Помнится, в то лето мы особенно много говорили о философии, о Гегеле. Я не берусь утверждать, что в Сережиных вдохновенных импровизациях уже заключались идеи синергетики, скажу только, что его особенно привлекала мысль о самоорганизации сложных систем.

Следующее лето мы тоже провели вместе, в деревне Дединово на Оке, у другого Сережиного родственника, Владимира Николаевича Курдюмова, кадрового военного, генерал-лейтенанта. Владимир Николаевич часто отдыхал в этой деревне, в небольшом деревянном домике на самом берегу реки, и местные жители, помнится, очень гордились таким соседством.

По примеру прошлого года я решил снять где-нибудь поблизости комнатушку. Но Владимир Николаевич твердым командирским голосом заявил: "Никаких съемных квартир". И Сереже: "Твой друг должен жить у нас". Но, конечно же, большую часть времени мы проводили на улице (лето стояло чудесное), а спали на чердаке сарая, зарывшись в душистое сено. Я не помню, чтобы мне доводилось еще когда-нибудь так сладко и крепко спать.

Утром Владимир Николаевич выстраивал всех на зарядку. Ходили кругом по маленькому дворику; если появлялся сосед, то и он приобщался к общему действу; если же в эту пору заходил почтальон, то и он получал приказ положить сумку в стороне и пристроиться в хвосте. Замыкала же шествие обычно дворовая собака.
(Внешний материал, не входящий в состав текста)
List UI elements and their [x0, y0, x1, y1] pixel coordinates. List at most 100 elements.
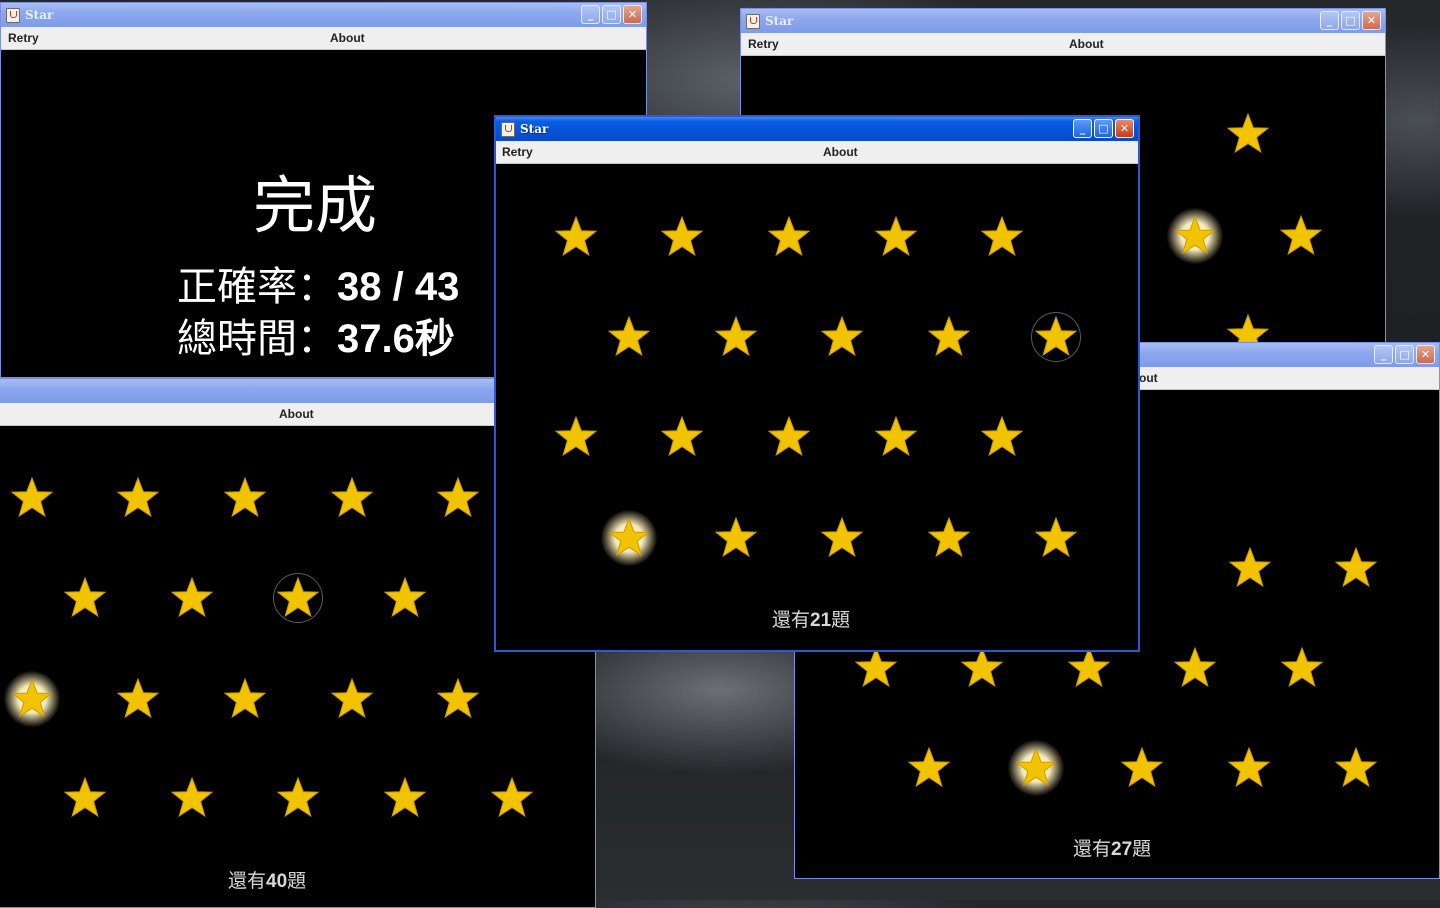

Еще я помню песню, которую при этом пел Владимир Николаевич, ударяя себя по животу, а нас заставляя подпевать: "То не флейта, то не бубен - / Мы на пузе играть будем. / Пузо лопнет - наплевать: / Под рубашкой не видать..."

Чем мы еще занимались, помимо дальних прогулок, гребли (чуть ли не у каждого дома в Дединове стояла на приколе одна, а то и несколько лодок), плаванья (впрочем, хоть сколько-нибудь сносно плавать я так и не научился - но это не относится к теме)? А все той же философией, тем же Гегелем... Признаюсь, мы были наивны и полны прекраснодушия, но вспоминается это время с необыкновенной теплотой и грустью...

Пропуская годы и события, хочу остановиться на одном более позднем эпизоде, характеризующем силу воздействия Курдюмова на окружающих. В это время он уже был директором института, членом-корреспондентом Академии наук.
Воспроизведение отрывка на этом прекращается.